Esta llamada a la ética pública encuentra también su razón de ser en el imperativo de perseguir no sólo al corrupto, sino también al corruptor. Los poderes económicos, los intereses particulares, los lobbys empresariales, sociales o gremiales, actúan sobre las instituciones públicas condicionando la legislación y buscando subterfugios que permitan eludir las obligaciones públicas y el cumplimiento de la ley. Tan importante es el corrupto como el corruptor a la hora de trazar un plano de los mecanismos de la corrupción. Tan importante es el que presiona para que no se aprueben mecanismo eficaces contra la evasión fiscal, como el que ofrece una comisión en la contratación pública.

 

Finalmente, tampoco podemos olvidar el importante papel que puede jugar la sociedad civil en la lucha contra la corrupción.

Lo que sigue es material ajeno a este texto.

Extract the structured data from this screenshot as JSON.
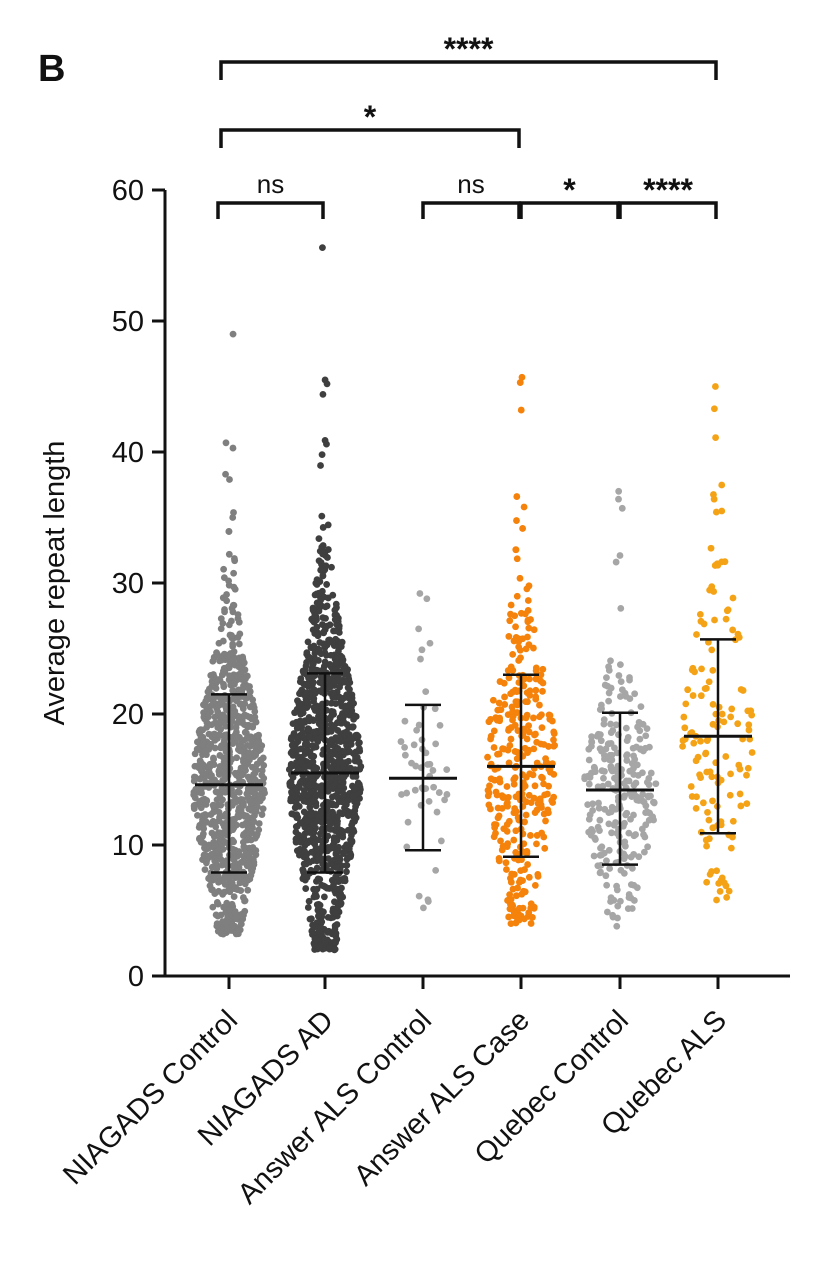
{
  "panel_label": "B",
  "chart_data": {
    "type": "scatter",
    "subtype": "beeswarm with mean ± SD",
    "title": "",
    "xlabel": "",
    "ylabel": "Average repeat length",
    "ylim": [
      0,
      60
    ],
    "yticks": [
      0,
      10,
      20,
      30,
      40,
      50,
      60
    ],
    "grid": false,
    "legend": "none",
    "categories": [
      "NIAGADS Control",
      "NIAGADS AD",
      "Answer ALS Control",
      "Answer ALS Case",
      "Quebec Control",
      "Quebec ALS"
    ],
    "series": [
      {
        "group": "NIAGADS Control",
        "color": "#7f7f7f",
        "mean": 14.6,
        "sd_low": 7.9,
        "sd_high": 21.5,
        "min": 3.2,
        "max": 49.0,
        "n_approx": 900,
        "notable_points": [
          49.0,
          40.7,
          40.3,
          38.3,
          37.9,
          35.0
        ]
      },
      {
        "group": "NIAGADS AD",
        "color": "#3f3f3f",
        "mean": 15.5,
        "sd_low": 7.9,
        "sd_high": 23.1,
        "min": 2.0,
        "max": 55.6,
        "n_approx": 1100,
        "notable_points": [
          55.6,
          45.5,
          45.2,
          44.4,
          40.6,
          39.8
        ]
      },
      {
        "group": "Answer ALS Control",
        "color": "#a6a6a6",
        "mean": 15.1,
        "sd_low": 9.6,
        "sd_high": 20.7,
        "min": 5.2,
        "max": 29.2,
        "n_approx": 45,
        "notable_points": [
          29.2,
          28.8,
          26.5,
          25.4
        ]
      },
      {
        "group": "Answer ALS Case",
        "color": "#f5820a",
        "mean": 16.0,
        "sd_low": 9.1,
        "sd_high": 23.0,
        "min": 4.0,
        "max": 45.7,
        "n_approx": 330,
        "notable_points": [
          45.7,
          45.3,
          43.2,
          36.6,
          35.8
        ]
      },
      {
        "group": "Quebec Control",
        "color": "#a6a6a6",
        "mean": 14.2,
        "sd_low": 8.5,
        "sd_high": 20.1,
        "min": 3.8,
        "max": 37.0,
        "n_approx": 260,
        "notable_points": [
          37.0,
          36.4,
          35.7,
          32.1,
          31.6
        ]
      },
      {
        "group": "Quebec ALS",
        "color": "#f5a316",
        "mean": 18.3,
        "sd_low": 10.9,
        "sd_high": 25.7,
        "min": 5.8,
        "max": 45.0,
        "n_approx": 130,
        "notable_points": [
          45.0,
          43.3,
          41.1,
          36.4
        ]
      }
    ],
    "comparisons": [
      {
        "from": "NIAGADS Control",
        "to": "Quebec ALS",
        "label": "****"
      },
      {
        "from": "NIAGADS Control",
        "to": "Answer ALS Case",
        "label": "*"
      },
      {
        "from": "NIAGADS Control",
        "to": "NIAGADS AD",
        "label": "ns"
      },
      {
        "from": "Answer ALS Control",
        "to": "Answer ALS Case",
        "label": "ns"
      },
      {
        "from": "Answer ALS Case",
        "to": "Quebec Control",
        "label": "*"
      },
      {
        "from": "Quebec Control",
        "to": "Quebec ALS",
        "label": "****"
      }
    ]
  }
}
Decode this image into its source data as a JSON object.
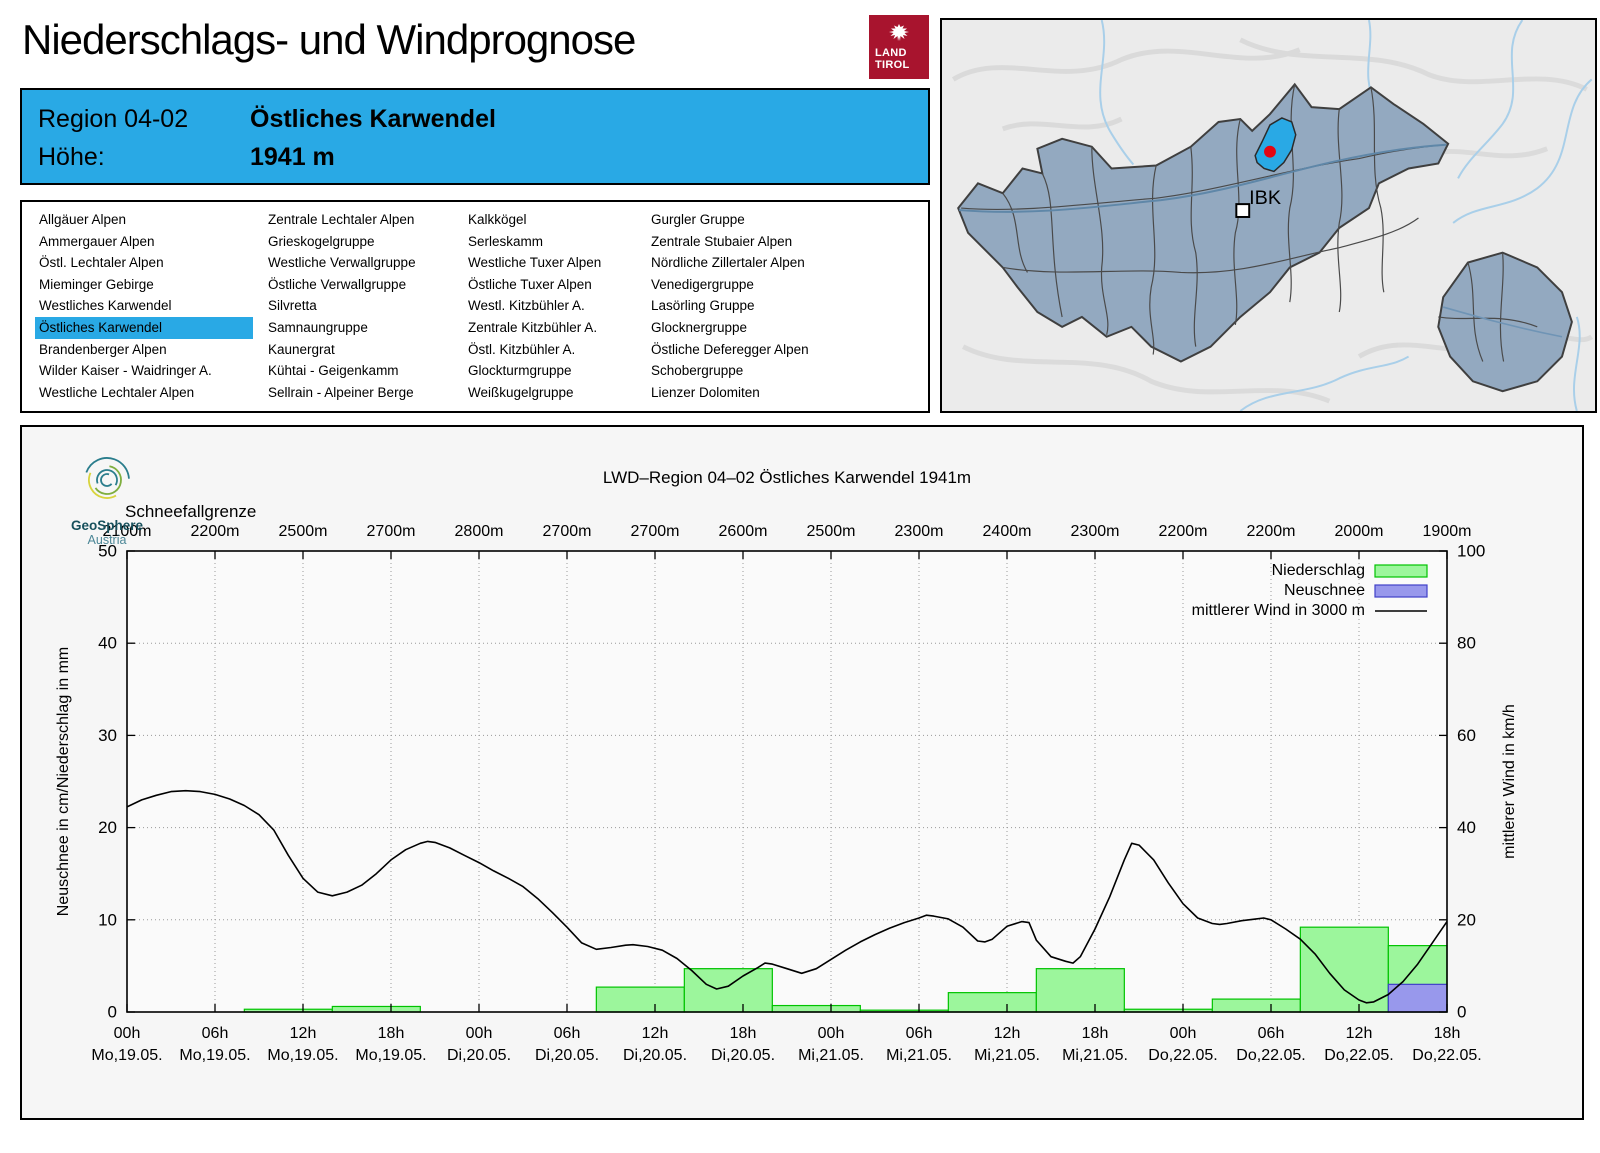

El Observatoriu Ciudadanu contra la Corrupción d'Asturies (OCAN) ha pretendido ser, desde su nacimiento, una bisturí que hundiera su filo en la grasa de la corrupción para extirparla del cuerpo social. Nos hemos personado en el caso de El Musel, que supuso 750 millones de euros para las arcas públicas, la operación de los Palacios, un fraude inmobiliario de enorme magnitud, o el caso Aquagest, rama asturiana del caso Pokemon, en el que se estafa a la ciudadanía en algo tan sensible e imprescindible como el servicio público del agua.

 

La corrupción genera injusticia y desigualdad. La corrupción equivale a menos empleo, menos desarrollo económico, menos fortaleza democrática, menos eficacia en la gestión pública o menos legitimidad de los gobernantes para exigir sacrificios a los ciudadanos y ciudadanas de este país. La corrupción no es un brote infeccioso contra el que debamos luchar un día al año, sino una enfermedad crónica contra la que debemos siempre vacunarnos para evitar su fortalecimiento, que es nuestra debilidad como sociedad democrática.